Harker shrugged. "That's up to Gibbons." He wanted to ask what the hell difference it made where the kid was born, but for once he held his tongue. He turned away. Somewhere in the waste a woman was screaming in delirium. There were three shapes wrapped in ragged blankets and laid on planks by the port scuppers. Harker's mouth twitched in a crooked smile.
"We'll probably stop long enough to bury them," he said. "Maybe that'll be time enough."
He caught a glimpse of McLaren's face. The hope in it was not tired any more. It was dead. Dead, like the rest of Venus.
Gibbons called the chief men together aboard his ship—the leaders, the fighters and hunters and seamen, the tough leathery men who were the armor around the soft body of the colony. Harker was there, and McLaren. McLaren was young, but up until lately he had had a quality of optimism that cheered his shipmates, a natural leadership.
Gibbons was an old man. He was the original guiding spirit of the five thousand colonists who had come out from Earth to a new start on a new world. Time and tragedy, disappointment and betrayal had marked him cruelly, but his head was still high. Harker admired his guts while cursing him for an idealistic fool.

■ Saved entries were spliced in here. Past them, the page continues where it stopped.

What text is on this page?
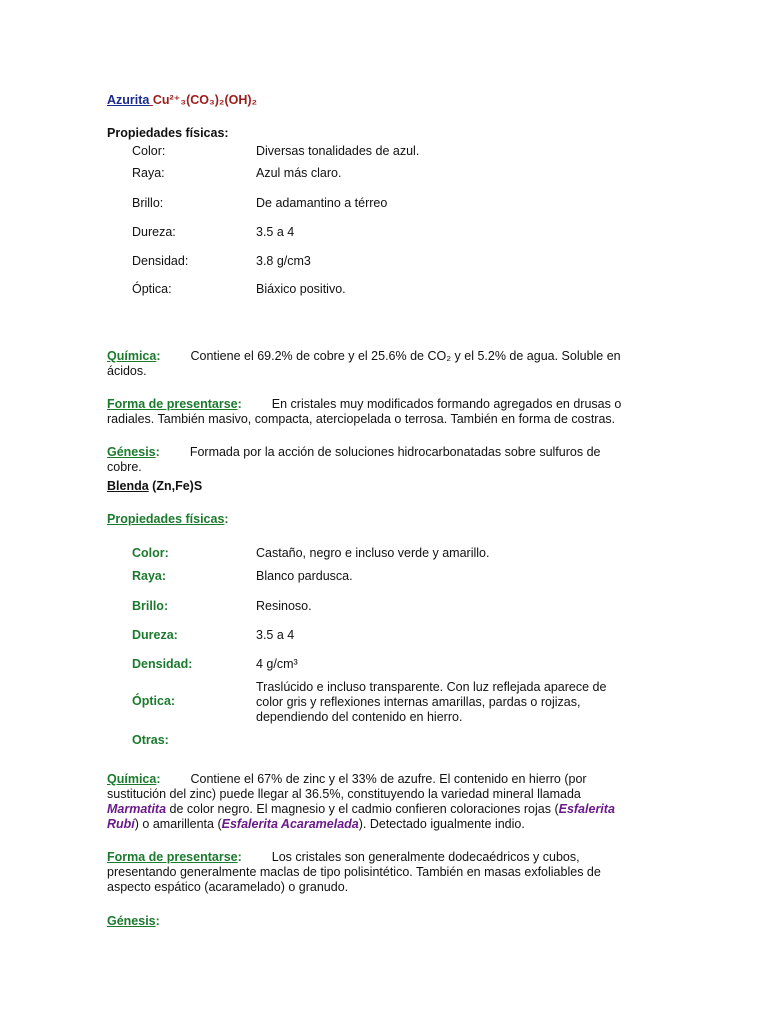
Azurita Cu²⁺₃(CO₃)₂(OH)₂
Propiedades físicas:
Color:	Diversas tonalidades de azul.
Raya:	Azul más claro.
Brillo:	De adamantino a térreo
Dureza:	3.5 a 4
Densidad:	3.8 g/cm3
Óptica:	Biáxico positivo.
Química: Contiene el 69.2% de cobre y el 25.6% de CO₂ y el 5.2% de agua. Soluble en ácidos.
Forma de presentarse: En cristales muy modificados formando agregados en drusas o radiales. También masivo, compacta, aterciopelada o terrosa. También en forma de costras.
Génesis: Formada por la acción de soluciones hidrocarbonatadas sobre sulfuros de cobre.
Blenda (Zn,Fe)S
Propiedades físicas:
Color:	Castaño, negro e incluso verde y amarillo.
Raya:	Blanco pardusca.
Brillo:	Resinoso.
Dureza:	3.5 a 4
Densidad:	4 g/cm³
Óptica:
Traslúcido e incluso transparente. Con luz reflejada aparece de color gris y reflexiones internas amarillas, pardas o rojizas, dependiendo del contenido en hierro.
Otras:
Química: Contiene el 67% de zinc y el 33% de azufre. El contenido en hierro (por sustitución del zinc) puede llegar al 36.5%, constituyendo la variedad mineral llamada Marmatita de color negro. El magnesio y el cadmio confieren coloraciones rojas (Esfalerita Rubí) o amarillenta (Esfalerita Acaramelada). Detectado igualmente indio.
Forma de presentarse: Los cristales son generalmente dodecaédricos y cubos, presentando generalmente maclas de tipo polisintético. También en masas exfoliables de aspecto espático (acaramelado) o granudo.
Génesis:
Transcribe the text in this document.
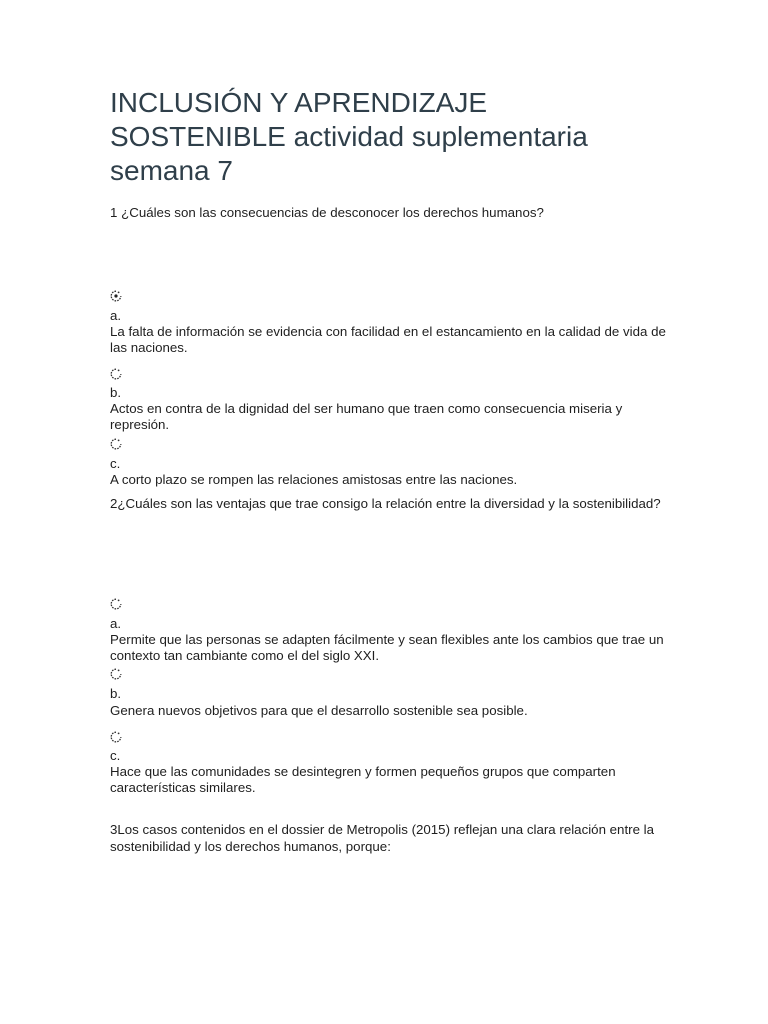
INCLUSIÓN Y APRENDIZAJE
SOSTENIBLE actividad suplementaria
semana 7

1 ¿Cuáles son las consecuencias de desconocer los derechos humanos?

a.
La falta de información se evidencia con facilidad en el estancamiento en la calidad de vida de las naciones.
b.
Actos en contra de la dignidad del ser humano que traen como consecuencia miseria y represión.
c.
A corto plazo se rompen las relaciones amistosas entre las naciones.

2¿Cuáles son las ventajas que trae consigo la relación entre la diversidad y la sostenibilidad?

a.
Permite que las personas se adapten fácilmente y sean flexibles ante los cambios que trae un contexto tan cambiante como el del siglo XXI.
b.
Genera nuevos objetivos para que el desarrollo sostenible sea posible.
c.
Hace que las comunidades se desintegren y formen pequeños grupos que comparten características similares.

3Los casos contenidos en el dossier de Metropolis (2015) reflejan una clara relación entre la sostenibilidad y los derechos humanos, porque:
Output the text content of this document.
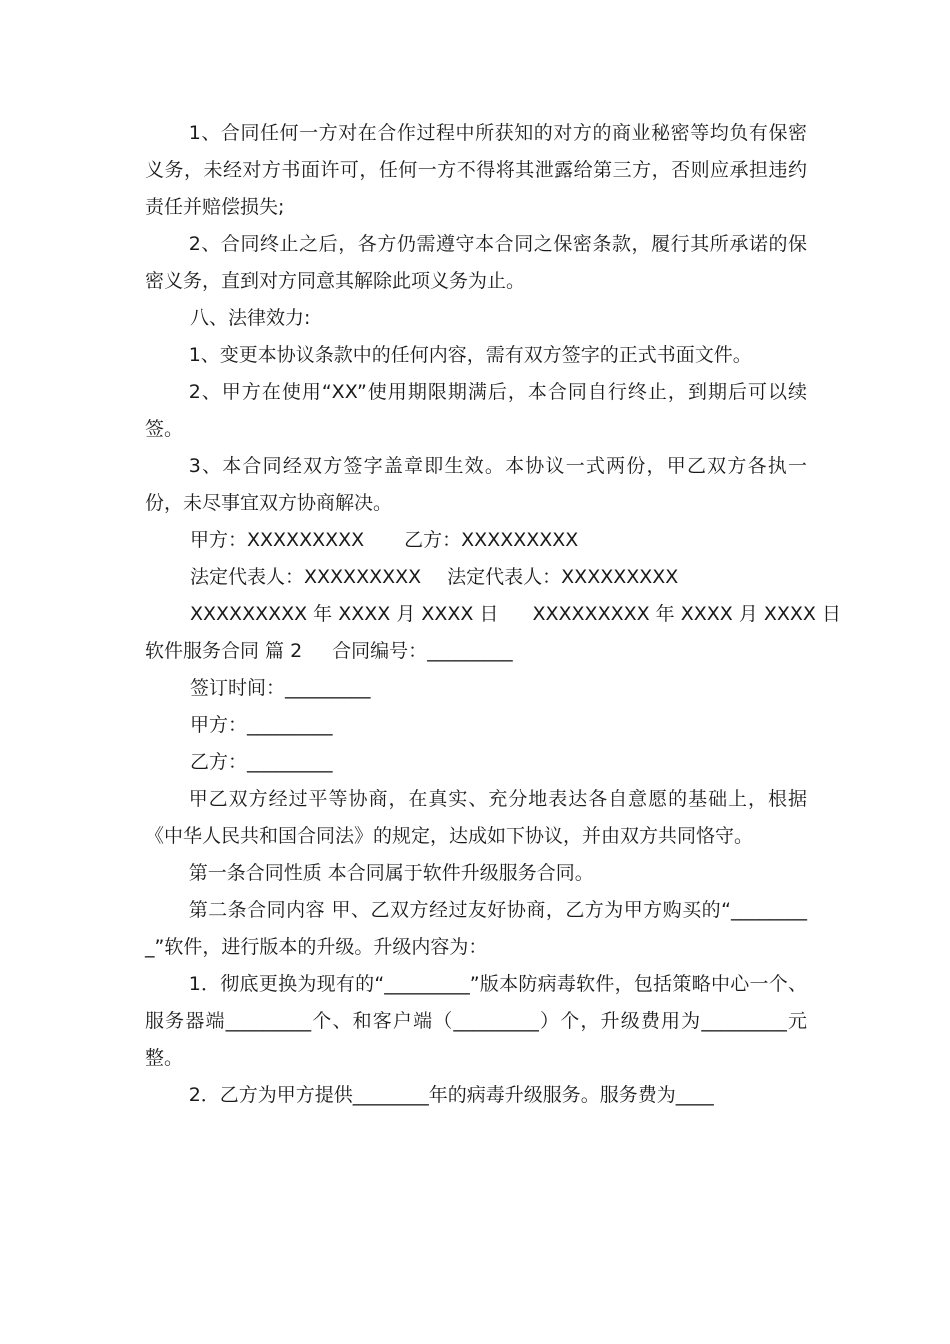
1、合同任何一方对在合作过程中所获知的对方的商业秘密等均负有保密义务，未经对方书面许可，任何一方不得将其泄露给第三方，否则应承担违约责任并赔偿损失;

2、合同终止之后，各方仍需遵守本合同之保密条款，履行其所承诺的保密义务，直到对方同意其解除此项义务为止。

八、法律效力:

1、变更本协议条款中的任何内容，需有双方签字的正式书面文件。

2、甲方在使用“XX”使用期限期满后，本合同自行终止，到期后可以续签。

3、本合同经双方签字盖章即生效。本协议一式两份，甲乙双方各执一份，未尽事宜双方协商解决。

甲方：XXXXXXXXX 乙方：XXXXXXXXX
法定代表人：XXXXXXXXX 法定代表人：XXXXXXXXX
XXXXXXXXX 年 XXXX 月 XXXX 日 XXXXXXXXX 年 XXXX 月 XXXX 日
软件服务合同 篇 2 合同编号：_________

签订时间：_________

甲方：_________

乙方：_________

甲乙双方经过平等协商，在真实、充分地表达各自意愿的基础上，根据《中华人民共和国合同法》的规定，达成如下协议，并由双方共同恪守。

第一条合同性质 本合同属于软件升级服务合同。

第二条合同内容 甲、乙双方经过友好协商，乙方为甲方购买的“_________”软件，进行版本的升级。升级内容为：

1．彻底更换为现有的“_________”版本防病毒软件，包括策略中心一个、服务器端_________个、和客户端（_________）个，升级费用为_________元整。

2．乙方为甲方提供________年的病毒升级服务。服务费为____
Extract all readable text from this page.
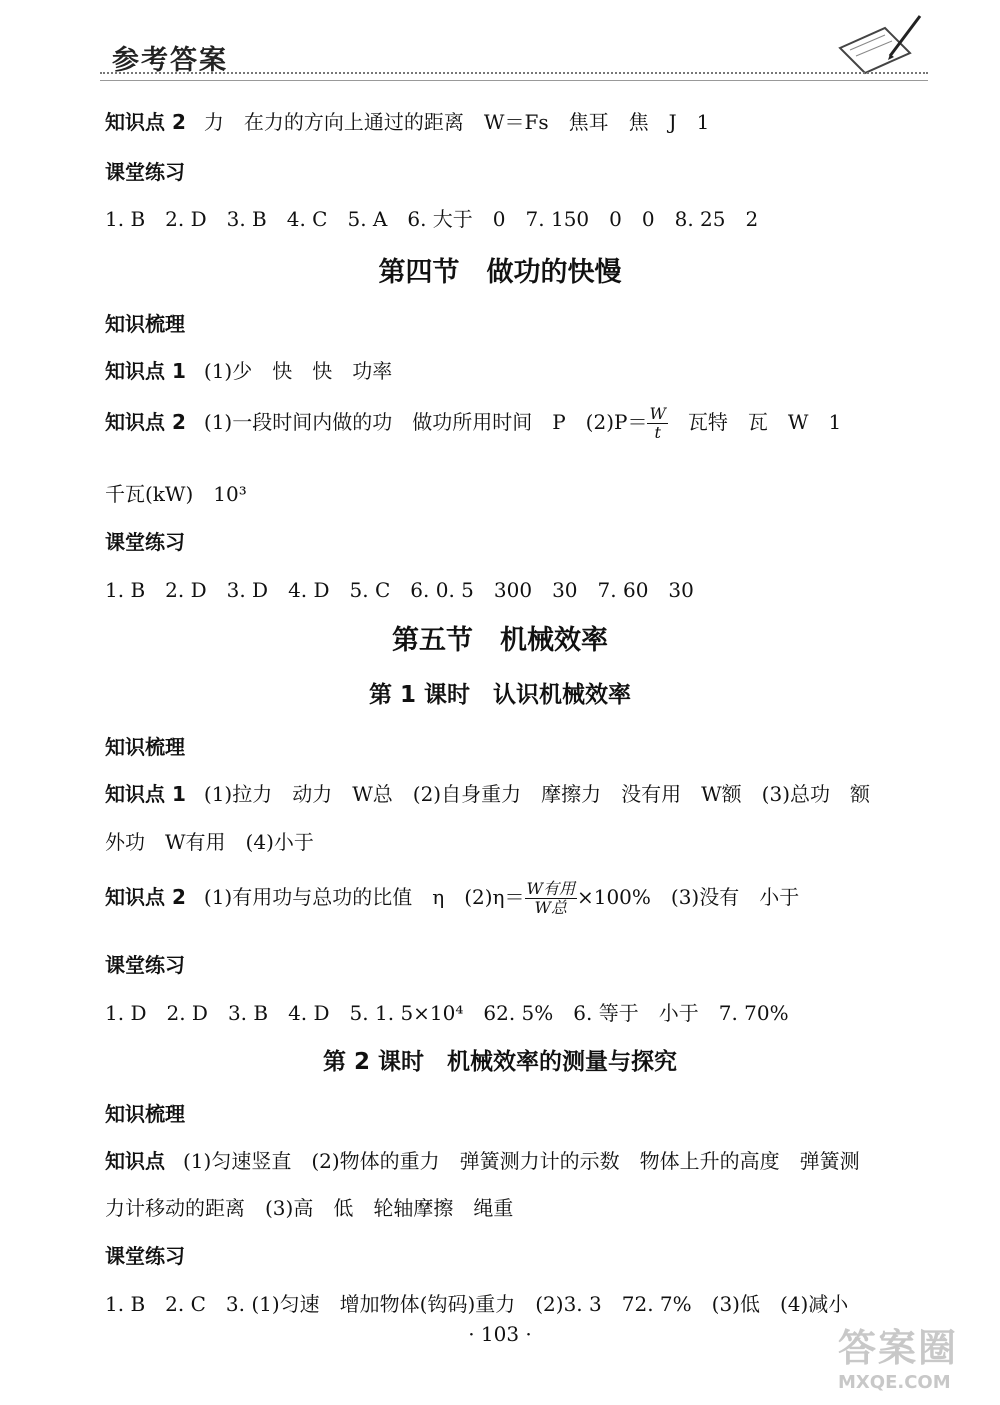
参考答案
知识点 2 力　在力的方向上通过的距离　W＝Fs　焦耳　焦　J　1
课堂练习
1. B　2. D　3. B　4. C　5. A　6. 大于　0　7. 150　0　0　8. 25　2
第四节　做功的快慢
知识梳理
知识点 1 (1)少　快　快　功率
知识点 2 (1)一段时间内做的功　做功所用时间　P　$(2)P= \frac{W}{t}$ 　瓦特　瓦　W　1
千瓦(kW)　10³
课堂练习
1. B　2. D　3. D　4. D　5. C　6. 0. 5　300　30　7. 60　30
第五节　机械效率
第 1 课时　认识机械效率
知识梳理
知识点 1 (1)拉力　动力　W总　(2)自身重力　摩擦力　没有用　W额　(3)总功　额
外功　W有用　(4)小于
知识点 2 (1)有用功与总功的比值　η　$(2)\eta= \frac{\text{W有用}}{\text{W总}} \times 100\%$　(3)没有　小于
课堂练习
1. D　2. D　3. B　4. D　5. 1. 5×10⁴　62. 5%　6. 等于　小于　7. 70%
第 2 课时　机械效率的测量与探究
知识梳理
知识点 (1)匀速竖直　(2)物体的重力　弹簧测力计的示数　物体上升的高度　弹簧测
力计移动的距离　(3)高　低　轮轴摩擦　绳重
课堂练习
1. B　2. C　3. (1)匀速　增加物体(钩码)重力　(2)3. 3　72. 7%　(3)低　(4)减小
· 103 ·	答案圈
MXQE.COM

The inevitable discussion started as to whether they should try a permanent settlement on this mud flat or go on wandering over the endless, chartless seas. Harker said impatiently:
"For cripesake, look at the place. Remember the last time. Remember the time before that, and stop bleating."
Sim, the big black, said quietly, "The people are getting awful tired. A man was meant to have roots some place. There's going to be trouble pretty soon if we don't find land."
Harker said, "You think you can find some, pal, go to it."
Gibbons said heavily, "But he's right. There's hysteria, fever, dysentery and boredom, and the boredom's worst of all."